National Astronomical Observatories, Chinese Academy of Sciences

Miscellaneous Information

Miscellaneous Information

Abstract Reference: 31043
Identifier: P8.28
Presentation: Poster presentation
Key Theme: 8 Other

Astronomical big data testing of astronomical data analysis software and systems

Zhou Lixiao

Big data is growing at a rapid pace, and one of the present hot trends in technology is the topic of big data and products targeting the big data problem. According to IBM, 90% of the world’s data has been created in the past 2 years, and with big data comes bad data. Seventy of enterprises have either deployed or are planning to deploy big data projects and programs at present according to analyst firm IDG. Nineteen point two of big data application developers say quality of data is the biggest problem they consistently face according to Evans Data Corporation. Analyst firm Gartner says the average organization loses $14.2 million annually through poor data quality. Experian Data Quality report states 99% of organizations have a data quality strategy in place and 75% of businesses are wasting 14% of revenue due to poor data quality. Astronomy has been one of the first areas of science to embrace and learn from big data. The amount of data we have on our universe is doubling every year thanks to big telescopes and better light detectors. Most leading research is based on data from a handful of very expensive telescopes located in deserts, on mountain tops or on satellites in near-earth space. For example, with a modest cost of around $100 million and still thriving today, the SDSS telescope produces about 200GB of data every night, adding to a database that stands at around 50TB today. The scientific impact of the SDSS has been phenomenal: over 3000 papers on topics ranging from comets to cosmology, generating today over 160000 citations. NASA’s Hubble Space Telescope (HST) has had roughly 3 times the impact, but at roughly 100 times the cost. Undoubtedly, the data quality is the key basis for the leading scientific findings. With the rapid development of space astronomical science, there are so many astronomical satellite projects in operation or in plan.
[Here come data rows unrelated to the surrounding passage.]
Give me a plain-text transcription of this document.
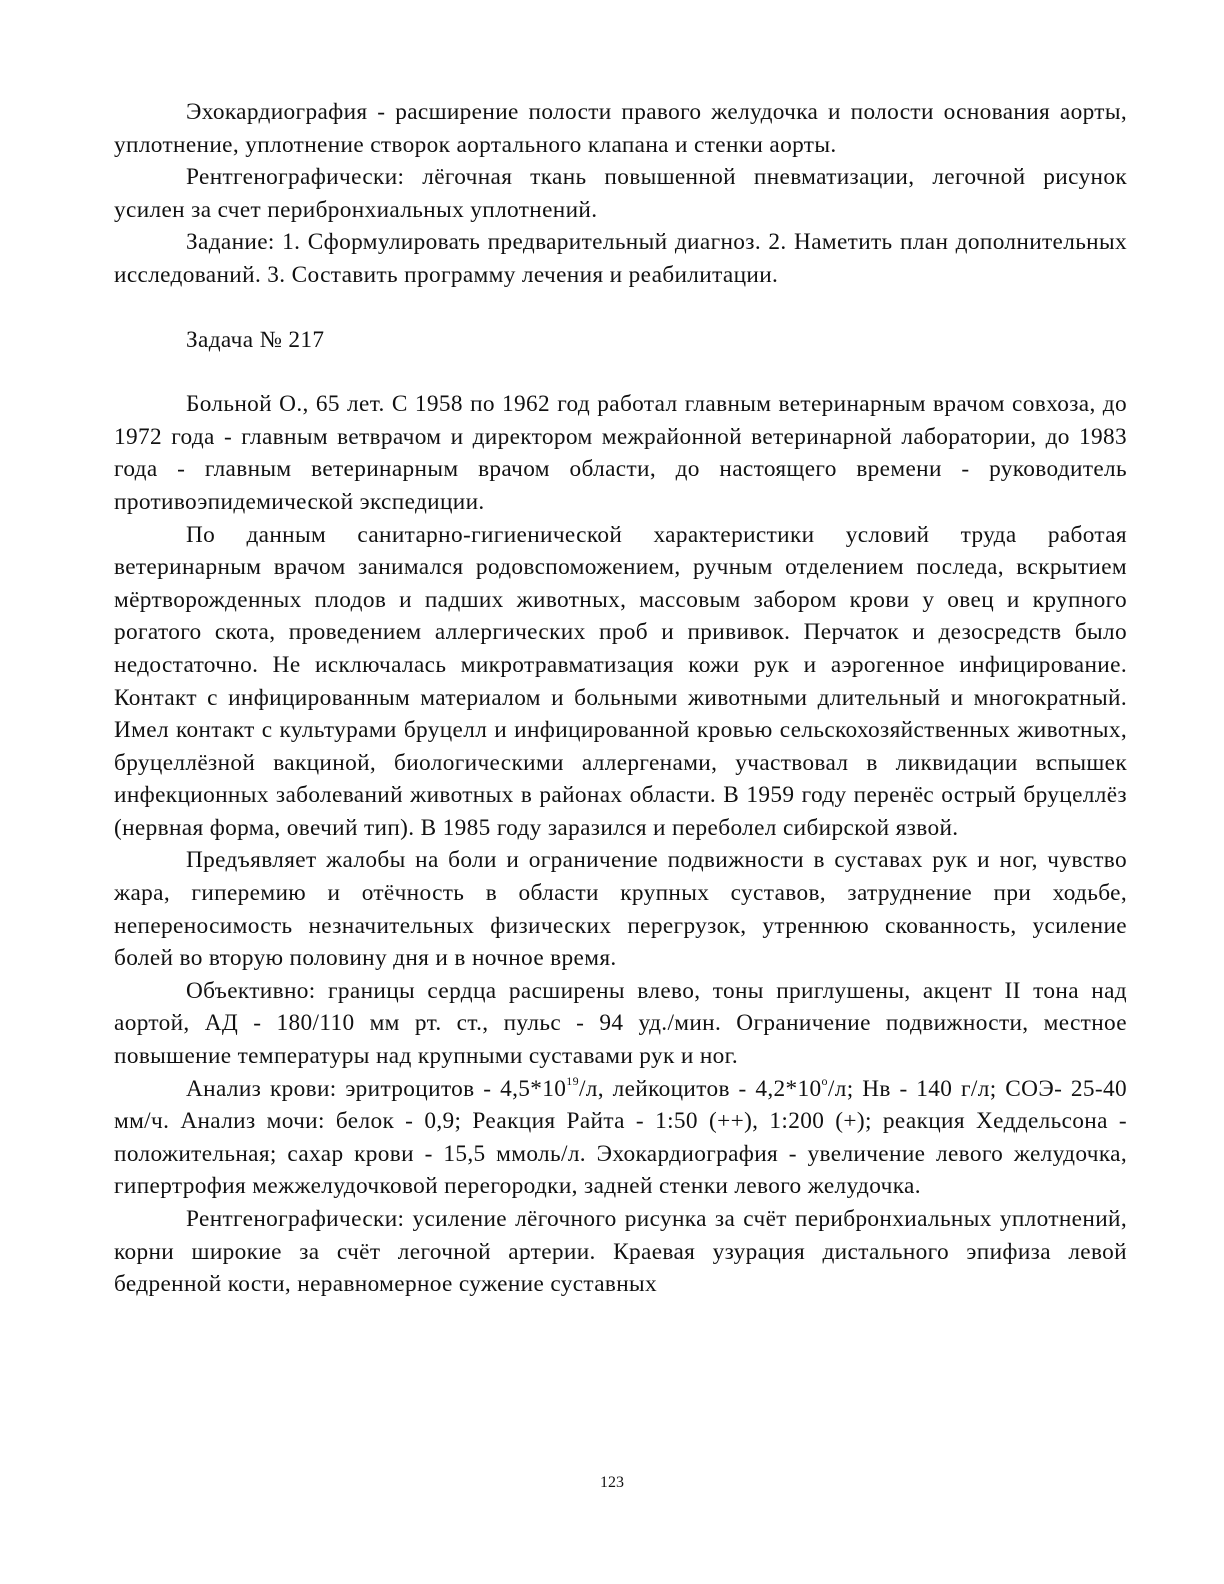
Эхокардиография - расширение полости правого желудочка и полости основания аорты, уплотнение, уплотнение створок аортального клапана и стенки аорты.

Рентгенографически: лёгочная ткань повышенной пневматизации, легочной рисунок усилен за счет перибронхиальных уплотнений.

Задание: 1. Сформулировать предварительный диагноз. 2. Наметить план дополнительных исследований. 3. Составить программу лечения и реабилитации.

Задача № 217

Больной О., 65 лет. С 1958 по 1962 год работал главным ветеринарным врачом совхоза, до 1972 года - главным ветврачом и директором межрайонной ветеринарной лаборатории, до 1983 года - главным ветеринарным врачом области, до настоящего времени - руководитель противоэпидемической экспедиции.

По данным санитарно-гигиенической характеристики условий труда работая ветеринарным врачом занимался родовспоможением, ручным отделением последа, вскрытием мёртворожденных плодов и падших животных, массовым забором крови у овец и крупного рогатого скота, проведением аллергических проб и прививок. Перчаток и дезосредств было недостаточно. Не исключалась микротравматизация кожи рук и аэрогенное инфицирование. Контакт с инфицированным материалом и больными животными длительный и многократный. Имел контакт с культурами бруцелл и инфицированной кровью сельскохозяйственных животных, бруцеллёзной вакциной, биологическими аллергенами, участвовал в ликвидации вспышек инфекционных заболеваний животных в районах области. В 1959 году перенёс острый бруцеллёз (нервная форма, овечий тип). В 1985 году заразился и переболел сибирской язвой.

Предъявляет жалобы на боли и ограничение подвижности в суставах рук и ног, чувство жара, гиперемию и отёчность в области крупных суставов, затруднение при ходьбе, непереносимость незначительных физических перегрузок, утреннюю скованность, усиление болей во вторую половину дня и в ночное время.

Объективно: границы сердца расширены влево, тоны приглушены, акцент II тона над аортой, АД - 180/110 мм рт. ст., пульс - 94 уд./мин. Ограничение подвижности, местное повышение температуры над крупными суставами рук и ног.

Анализ крови: эритроцитов - $4,5*10^{19}/л$, лейкоцитов - $4,2*10^о/л$; Нв - 140 г/л; СОЭ- 25-40 мм/ч. Анализ мочи: белок - 0,9; Реакция Райта - 1:50 (++), 1:200 (+); реакция Хеддельсона - положительная; сахар крови - 15,5 ммоль/л. Эхокардиография - увеличение левого желудочка, гипертрофия межжелудочковой перегородки, задней стенки левого желудочка.

Рентгенографически: усиление лёгочного рисунка за счёт перибронхиальных уплотнений, корни широкие за счёт легочной артерии. Краевая узурация дистального эпифиза левой бедренной кости, неравномерное сужение суставных

123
Then, how do we measure the quality of data, particularly when it is unstructured or generated through statistical processes? How do we confirm that highly concurrent systems do not have deadlock or race conditions? What tools should be used? It is imperative that software testers understand that big data is about far more than simply data volume. This paper will analyze and summarize definition, characteristics, process, types, methods, strategy, tools, problems and challenges for both general big data testing and astronomical big data testing of astronomical data analysis software and systems.